Stochastic modelling and inference in electronic hospital databases for the spread of infections: Clostridium difficile transmission in Oxfordshire hospitals 2007–2010
Author(s) -
Madeleine Cule,
Peter Donnelly
Publication year - 2017
Publication title -
annals of applied statistics/the annals of applied statistics
Language(s) - English
Resource type - Journals
SCImago Journal Rank - 1.674
H-Index - 75
eISSN - 1941-7330
pISSN - 1932-6157
DOI - 10.1214/16-aoas1011
Subject(s) - inference , clostridium difficile , transmission (telecommunications) , markov chain monte carlo , bayesian inference , medicine , epidemiology , computer science , data science , data mining , bayesian probability , biology , artificial intelligence , genetics , telecommunications , antibiotics
The combination of genetic information with electronic patient records promises to provide a powerful new resource for understanding human disease and its treatment. Here we develop and apply a novel stochastic compartmental model to a large dataset on Clostridium difficile infection (CDI) in three Oxfordshire hospitals over a 2.5 year period which combines genetic information on 858 confirmed cases of CDI with a database of 750,000 patient records. C. difficile is a major cause of healthcare-associated diarrhoea and is responsible for substantial mortality and morbidity, with relatively little known about its biology or its transmission epidemiology.
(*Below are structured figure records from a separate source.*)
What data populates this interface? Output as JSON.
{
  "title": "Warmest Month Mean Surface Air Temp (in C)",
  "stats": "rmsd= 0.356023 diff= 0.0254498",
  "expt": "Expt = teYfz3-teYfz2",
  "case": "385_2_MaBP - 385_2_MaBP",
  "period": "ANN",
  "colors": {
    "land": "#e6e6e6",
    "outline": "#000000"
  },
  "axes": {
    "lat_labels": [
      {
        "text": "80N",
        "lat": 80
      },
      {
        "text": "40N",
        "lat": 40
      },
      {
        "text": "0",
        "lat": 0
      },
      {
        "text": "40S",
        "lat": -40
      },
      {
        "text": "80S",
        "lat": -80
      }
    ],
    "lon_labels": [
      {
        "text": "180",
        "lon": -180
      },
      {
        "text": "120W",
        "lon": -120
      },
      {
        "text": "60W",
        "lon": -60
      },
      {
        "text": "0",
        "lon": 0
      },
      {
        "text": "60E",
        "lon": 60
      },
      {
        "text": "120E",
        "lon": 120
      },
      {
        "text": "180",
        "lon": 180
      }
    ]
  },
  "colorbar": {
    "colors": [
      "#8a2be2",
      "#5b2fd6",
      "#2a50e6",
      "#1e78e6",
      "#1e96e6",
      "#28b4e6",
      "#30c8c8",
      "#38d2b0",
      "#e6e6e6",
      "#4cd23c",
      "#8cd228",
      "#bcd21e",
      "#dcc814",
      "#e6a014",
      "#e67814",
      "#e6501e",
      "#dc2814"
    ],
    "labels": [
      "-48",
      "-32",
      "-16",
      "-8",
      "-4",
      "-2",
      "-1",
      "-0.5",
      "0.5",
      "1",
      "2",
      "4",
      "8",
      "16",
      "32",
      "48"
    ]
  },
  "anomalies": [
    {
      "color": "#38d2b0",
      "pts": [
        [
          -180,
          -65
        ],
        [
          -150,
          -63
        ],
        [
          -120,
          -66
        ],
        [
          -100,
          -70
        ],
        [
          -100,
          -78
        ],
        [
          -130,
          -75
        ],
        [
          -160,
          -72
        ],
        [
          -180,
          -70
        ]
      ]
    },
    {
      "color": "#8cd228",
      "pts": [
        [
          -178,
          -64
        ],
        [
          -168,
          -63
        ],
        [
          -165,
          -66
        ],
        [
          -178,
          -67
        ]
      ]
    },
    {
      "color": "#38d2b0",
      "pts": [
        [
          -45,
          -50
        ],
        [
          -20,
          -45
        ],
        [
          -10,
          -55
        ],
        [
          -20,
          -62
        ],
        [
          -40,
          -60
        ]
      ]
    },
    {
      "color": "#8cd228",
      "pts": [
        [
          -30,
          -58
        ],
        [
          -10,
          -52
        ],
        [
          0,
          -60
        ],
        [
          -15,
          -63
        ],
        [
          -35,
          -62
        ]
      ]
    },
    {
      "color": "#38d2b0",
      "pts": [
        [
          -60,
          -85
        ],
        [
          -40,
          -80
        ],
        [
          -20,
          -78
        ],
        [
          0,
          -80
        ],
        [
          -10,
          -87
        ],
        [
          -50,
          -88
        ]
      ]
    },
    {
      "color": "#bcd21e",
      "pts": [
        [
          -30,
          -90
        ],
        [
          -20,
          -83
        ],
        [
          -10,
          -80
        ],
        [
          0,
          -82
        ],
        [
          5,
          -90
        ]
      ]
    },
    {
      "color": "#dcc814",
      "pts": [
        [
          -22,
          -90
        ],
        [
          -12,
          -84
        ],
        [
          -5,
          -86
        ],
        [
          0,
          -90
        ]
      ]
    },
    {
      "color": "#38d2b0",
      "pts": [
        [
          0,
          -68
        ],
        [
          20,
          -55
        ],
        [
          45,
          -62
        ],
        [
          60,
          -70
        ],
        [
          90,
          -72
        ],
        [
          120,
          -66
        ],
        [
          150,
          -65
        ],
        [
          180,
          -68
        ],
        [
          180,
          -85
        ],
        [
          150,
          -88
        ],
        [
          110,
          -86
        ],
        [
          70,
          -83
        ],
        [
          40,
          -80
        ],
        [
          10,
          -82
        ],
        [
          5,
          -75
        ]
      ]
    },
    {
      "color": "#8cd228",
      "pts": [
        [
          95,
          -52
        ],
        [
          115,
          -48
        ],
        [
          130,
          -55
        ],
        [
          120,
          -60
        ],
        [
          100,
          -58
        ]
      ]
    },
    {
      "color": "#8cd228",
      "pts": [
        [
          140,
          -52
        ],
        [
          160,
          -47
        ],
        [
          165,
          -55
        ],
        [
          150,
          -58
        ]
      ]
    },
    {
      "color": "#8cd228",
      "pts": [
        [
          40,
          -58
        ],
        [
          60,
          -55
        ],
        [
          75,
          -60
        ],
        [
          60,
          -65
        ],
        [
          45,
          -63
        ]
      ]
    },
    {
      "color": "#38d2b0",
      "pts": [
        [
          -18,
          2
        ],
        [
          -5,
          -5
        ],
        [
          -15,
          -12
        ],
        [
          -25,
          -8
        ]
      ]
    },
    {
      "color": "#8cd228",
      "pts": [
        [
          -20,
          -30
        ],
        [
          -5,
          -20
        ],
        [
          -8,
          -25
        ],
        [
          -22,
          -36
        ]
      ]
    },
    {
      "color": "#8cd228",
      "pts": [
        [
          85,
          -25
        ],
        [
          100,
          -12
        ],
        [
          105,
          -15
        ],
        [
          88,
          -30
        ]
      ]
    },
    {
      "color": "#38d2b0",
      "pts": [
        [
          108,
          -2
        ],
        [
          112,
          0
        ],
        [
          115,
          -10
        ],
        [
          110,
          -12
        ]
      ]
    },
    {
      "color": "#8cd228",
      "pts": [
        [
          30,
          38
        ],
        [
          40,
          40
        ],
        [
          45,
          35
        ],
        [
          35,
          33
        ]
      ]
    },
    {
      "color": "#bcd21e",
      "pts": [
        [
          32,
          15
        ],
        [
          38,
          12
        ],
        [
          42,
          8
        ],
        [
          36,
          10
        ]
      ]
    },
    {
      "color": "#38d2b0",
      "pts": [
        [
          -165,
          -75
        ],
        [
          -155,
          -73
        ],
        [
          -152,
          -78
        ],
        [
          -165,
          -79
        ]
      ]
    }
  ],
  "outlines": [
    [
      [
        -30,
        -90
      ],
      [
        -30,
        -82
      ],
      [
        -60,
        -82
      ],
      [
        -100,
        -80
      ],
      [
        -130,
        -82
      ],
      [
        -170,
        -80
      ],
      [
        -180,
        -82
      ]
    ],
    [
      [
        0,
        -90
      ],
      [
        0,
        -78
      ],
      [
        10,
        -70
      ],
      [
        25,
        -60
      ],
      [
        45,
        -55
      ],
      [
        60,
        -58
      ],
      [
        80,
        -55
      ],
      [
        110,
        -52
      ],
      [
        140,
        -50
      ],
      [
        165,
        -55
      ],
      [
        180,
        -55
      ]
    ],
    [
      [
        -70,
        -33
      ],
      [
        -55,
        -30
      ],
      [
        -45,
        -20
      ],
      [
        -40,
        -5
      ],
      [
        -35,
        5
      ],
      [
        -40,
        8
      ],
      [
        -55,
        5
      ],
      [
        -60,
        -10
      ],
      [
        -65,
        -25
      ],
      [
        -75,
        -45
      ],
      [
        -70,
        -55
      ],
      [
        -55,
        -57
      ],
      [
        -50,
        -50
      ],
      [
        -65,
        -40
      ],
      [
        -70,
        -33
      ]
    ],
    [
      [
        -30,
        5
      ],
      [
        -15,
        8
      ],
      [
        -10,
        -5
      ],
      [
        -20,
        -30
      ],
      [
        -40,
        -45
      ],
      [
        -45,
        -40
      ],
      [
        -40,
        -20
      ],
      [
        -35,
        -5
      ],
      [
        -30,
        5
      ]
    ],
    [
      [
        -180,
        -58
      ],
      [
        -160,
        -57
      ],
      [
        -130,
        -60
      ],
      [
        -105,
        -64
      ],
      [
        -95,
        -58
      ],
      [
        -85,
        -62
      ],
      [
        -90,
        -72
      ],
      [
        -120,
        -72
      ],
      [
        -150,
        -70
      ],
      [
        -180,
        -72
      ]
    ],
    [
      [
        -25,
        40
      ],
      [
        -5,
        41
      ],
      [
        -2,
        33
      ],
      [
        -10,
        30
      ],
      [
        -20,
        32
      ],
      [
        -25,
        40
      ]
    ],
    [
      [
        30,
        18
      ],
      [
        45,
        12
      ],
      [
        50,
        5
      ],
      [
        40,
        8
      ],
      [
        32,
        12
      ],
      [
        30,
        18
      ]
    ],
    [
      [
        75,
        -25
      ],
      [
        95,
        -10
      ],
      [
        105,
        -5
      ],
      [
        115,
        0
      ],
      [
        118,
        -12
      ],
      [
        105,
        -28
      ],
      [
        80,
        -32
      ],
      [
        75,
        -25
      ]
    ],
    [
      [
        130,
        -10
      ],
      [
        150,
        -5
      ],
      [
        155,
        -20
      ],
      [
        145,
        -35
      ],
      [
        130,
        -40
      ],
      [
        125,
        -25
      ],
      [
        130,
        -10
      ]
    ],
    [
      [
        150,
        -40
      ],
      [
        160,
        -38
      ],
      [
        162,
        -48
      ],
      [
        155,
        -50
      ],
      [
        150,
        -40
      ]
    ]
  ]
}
Bayesian analysis of our model, via Markov chain Monte Carlo, provides new information about the biology of CDI, including genetic heterogeneity in infectiousness across different sequence types, and evidence for ward contamination as a significant mode of transmission, and allows inferences about the contribution of particular individuals, wards, or hospitals to transmission of the bacterium, and assessment of changes in these over time following changes in hospital practice. Our work demonstrates the value of using statistical modelling and computational inference on large-scale hospital patient databases and genetic data.